No more 100% mortgages? I think that it is about time that the Prime Minister carried out a simple calculation as follows: Suppose that the Government (sorry, Northern Rock) lends 80% on a £100,000 property – that is an £80,000 mortgage. Then let’s suppose that the property falls in value by 20%. That means that there is an £80,000 mortgage on an £80,000 property. That is what they call a 100% mortgage. When a householder has no equity in his property – that is also a 100% mortgage. Negative equity just means that the mortgage is over 100%.

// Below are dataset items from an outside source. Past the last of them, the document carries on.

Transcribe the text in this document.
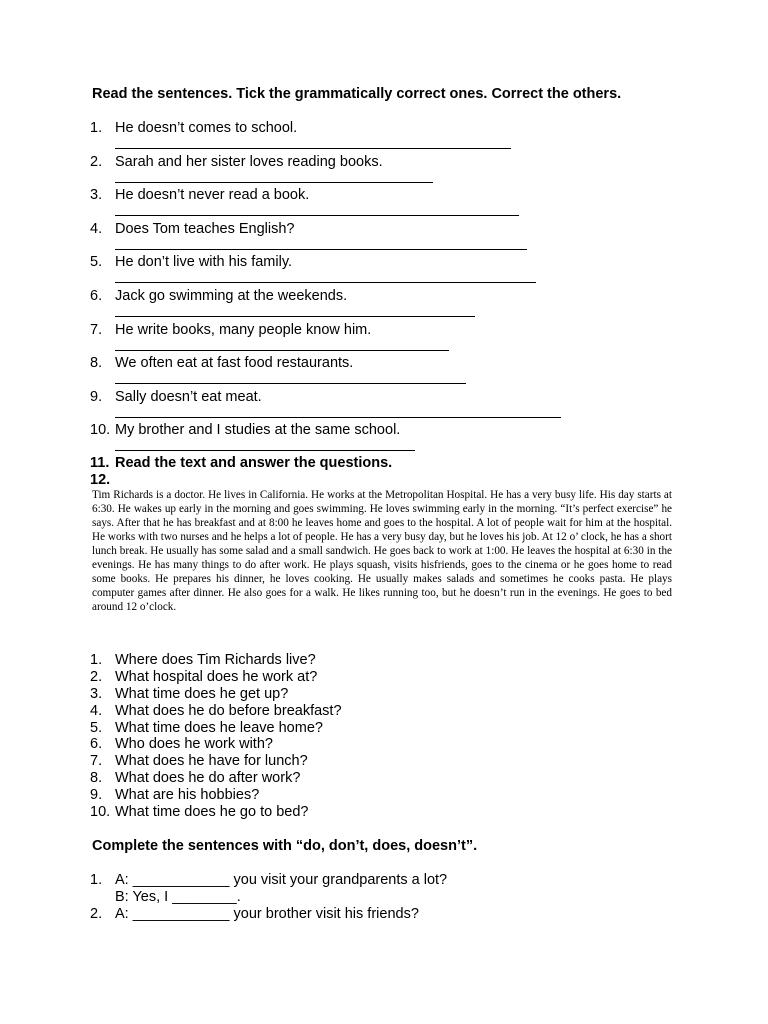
Read the sentences. Tick the grammatically correct ones. Correct the others.
1. He doesn’t comes to school.
2. Sarah and her sister loves reading books.
3. He doesn’t never read a book.
4. Does Tom teaches English?
5. He don’t live with his family.
6. Jack go swimming at the weekends.
7. He write books, many people know him.
8. We often eat at fast food restaurants.
9. Sally doesn’t eat meat.
10. My brother and I studies at the same school.
11. Read the text and answer the questions.
12.
Tim Richards is a doctor. He lives in California. He works at the Metropolitan Hospital. He has a very busy life. His day starts at 6:30. He wakes up early in the morning and goes swimming. He loves swimming early in the morning. “It’s perfect exercise” he says. After that he has breakfast and at 8:00 he leaves home and goes to the hospital. A lot of people wait for him at the hospital. He works with two nurses and he helps a lot of people. He has a very busy day, but he loves his job. At 12 o’ clock, he has a short lunch break. He usually has some salad and a small sandwich. He goes back to work at 1:00. He leaves the hospital at 6:30 in the evenings. He has many things to do after work. He plays squash, visits hisfriends, goes to the cinema or he goes home to read some books. He prepares his dinner, he loves cooking. He usually makes salads and sometimes he cooks pasta. He plays computer games after dinner. He also goes for a walk. He likes running too, but he doesn’t run in the evenings. He goes to bed around 12 o’clock.
1. Where does Tim Richards live?
2. What hospital does he work at?
3. What time does he get up?
4. What does he do before breakfast?
5. What time does he leave home?
6. Who does he work with?
7. What does he have for lunch?
8. What does he do after work?
9. What are his hobbies?
10. What time does he go to bed?
Complete the sentences with “do, don’t, does, doesn’t”.
1. A: ____________ you visit your grandparents a lot?
B: Yes, I ________.
2. A: ____________ your brother visit his friends?
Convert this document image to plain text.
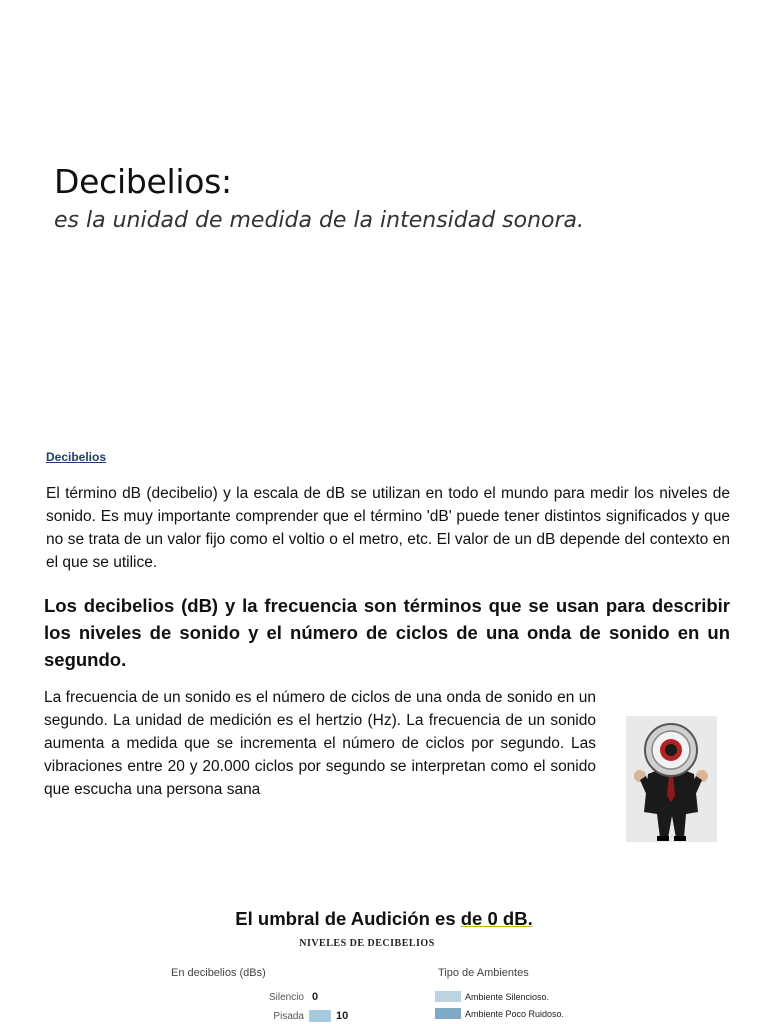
Decibelios:
es la unidad de medida de la intensidad sonora.
Decibelios
El término dB (decibelio) y la escala de dB se utilizan en todo el mundo para medir los niveles de sonido. Es muy importante comprender que el término 'dB' puede tener distintos significados y que no se trata de un valor fijo como el voltio o el metro, etc. El valor de un dB depende del contexto en el que se utilice.
Los decibelios (dB) y la frecuencia son términos que se usan para describir los niveles de sonido y el número de ciclos de una onda de sonido en un segundo.
La frecuencia de un sonido es el número de ciclos de una onda de sonido en un segundo. La unidad de medición es el hertzio (Hz). La frecuencia de un sonido aumenta a medida que se incrementa el número de ciclos por segundo. Las vibraciones entre 20 y 20.000 ciclos por segundo se interpretan como el sonido que escucha una persona sana
El umbral de Audición es de 0 dB.
NIVELES DE DECIBELIOS
En decibelios (dBs)	Tipo de Ambientes
Silencio 0
Pisada	10
Ambiente Silencioso.
Ambiente Poco Ruidoso.
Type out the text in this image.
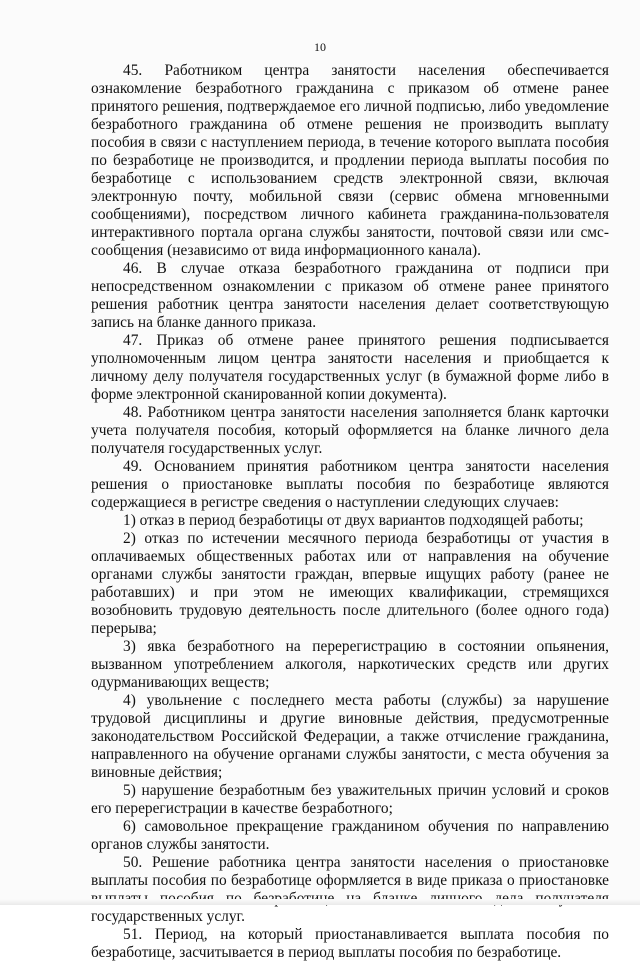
10

45. Работником центра занятости населения обеспечивается ознакомление безработного гражданина с приказом об отмене ранее принятого решения, подтверждаемое его личной подписью, либо уведомление безработного гражданина об отмене решения не производить выплату пособия в связи с наступлением периода, в течение которого выплата пособия по безработице не производится, и продлении периода выплаты пособия по безработице с использованием средств электронной связи, включая электронную почту, мобильной связи (сервис обмена мгновенными сообщениями), посредством личного кабинета гражданина-пользователя интерактивного портала органа службы занятости, почтовой связи или смс-сообщения (независимо от вида информационного канала).

46. В случае отказа безработного гражданина от подписи при непосредственном ознакомлении с приказом об отмене ранее принятого решения работник центра занятости населения делает соответствующую запись на бланке данного приказа.

47. Приказ об отмене ранее принятого решения подписывается уполномоченным лицом центра занятости населения и приобщается к личному делу получателя государственных услуг (в бумажной форме либо в форме электронной сканированной копии документа).

48. Работником центра занятости населения заполняется бланк карточки учета получателя пособия, который оформляется на бланке личного дела получателя государственных услуг.

49. Основанием принятия работником центра занятости населения решения о приостановке выплаты пособия по безработице являются содержащиеся в регистре сведения о наступлении следующих случаев:

1) отказ в период безработицы от двух вариантов подходящей работы;

2) отказ по истечении месячного периода безработицы от участия в оплачиваемых общественных работах или от направления на обучение органами службы занятости граждан, впервые ищущих работу (ранее не работавших) и при этом не имеющих квалификации, стремящихся возобновить трудовую деятельность после длительного (более одного года) перерыва;

3) явка безработного на перерегистрацию в состоянии опьянения, вызванном употреблением алкоголя, наркотических средств или других одурманивающих веществ;

4) увольнение с последнего места работы (службы) за нарушение трудовой дисциплины и другие виновные действия, предусмотренные законодательством Российской Федерации, а также отчисление гражданина, направленного на обучение органами службы занятости, с места обучения за виновные действия;

5) нарушение безработным без уважительных причин условий и сроков его перерегистрации в качестве безработного;

6) самовольное прекращение гражданином обучения по направлению органов службы занятости.

50. Решение работника центра занятости населения о приостановке выплаты пособия по безработице оформляется в виде приказа о приостановке государственных услуг.

51. Период, на который приостанавливается выплата пособия по безработице, засчитывается в период выплаты пособия по безработице.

That brings one rather neatly to one organisation which has kept its head down throughout the whole sorry mortgage mess. The Royal Institution of Chartered Surveyors. They should have come out with their hands up many months ago. Why? Because their members have been the ones who have been valuing properties. The most deflationary thing that the Government can do as far as property prices are concerned is to ignore the sulking banks for a while and have a serious chat with the RICS.
There was a time when the RICS was a leader – an organisation whose valuations were sacrosanct. The RICS has now become a follower which does exactly what the banking industry tells it and has contributed more than any other organisation to the ridiculous house price rises of the last 10 years. But wait – their blind slavishness to the banks is far worse than merely following orders.
Imagine that you are a Bank and you want to lend and you also want to make sure that the properties that you lend on have the benefit of a high-enough valuation. How do ensure that there will be no problems with house valuations? How do you make 100% sure that the valuation will be exactly the one that you need?
Simple – YOU BUY YOUR OWN VALUER!
For example, Halifax valuations are carried out by Colleys. Who owns Colleys? The Halifax. One is not suggesting naughtiness but when valuation fees are a function of the valuation and the value of properties in-mortgage represents a lender’s assets, the temptations do not have to be spelled out.
The RICS should assert itself – otherwise there is a real danger of the property inflationary spiral replicating itself in a few years time. Independent property valuations and a return to more objective valuations will have an immediate impact. Currently, there is far too much reliance on the “supply and demand” argument and incidentally, the “drive-by” valuation – but that’s another story.
In the last few years, the pressure on valuers has been to “value up”. The valuers value up and then the accountants come along later and value down. Not an ideal system.
Time for the RICS to make a stand – if that’s all right with the banks.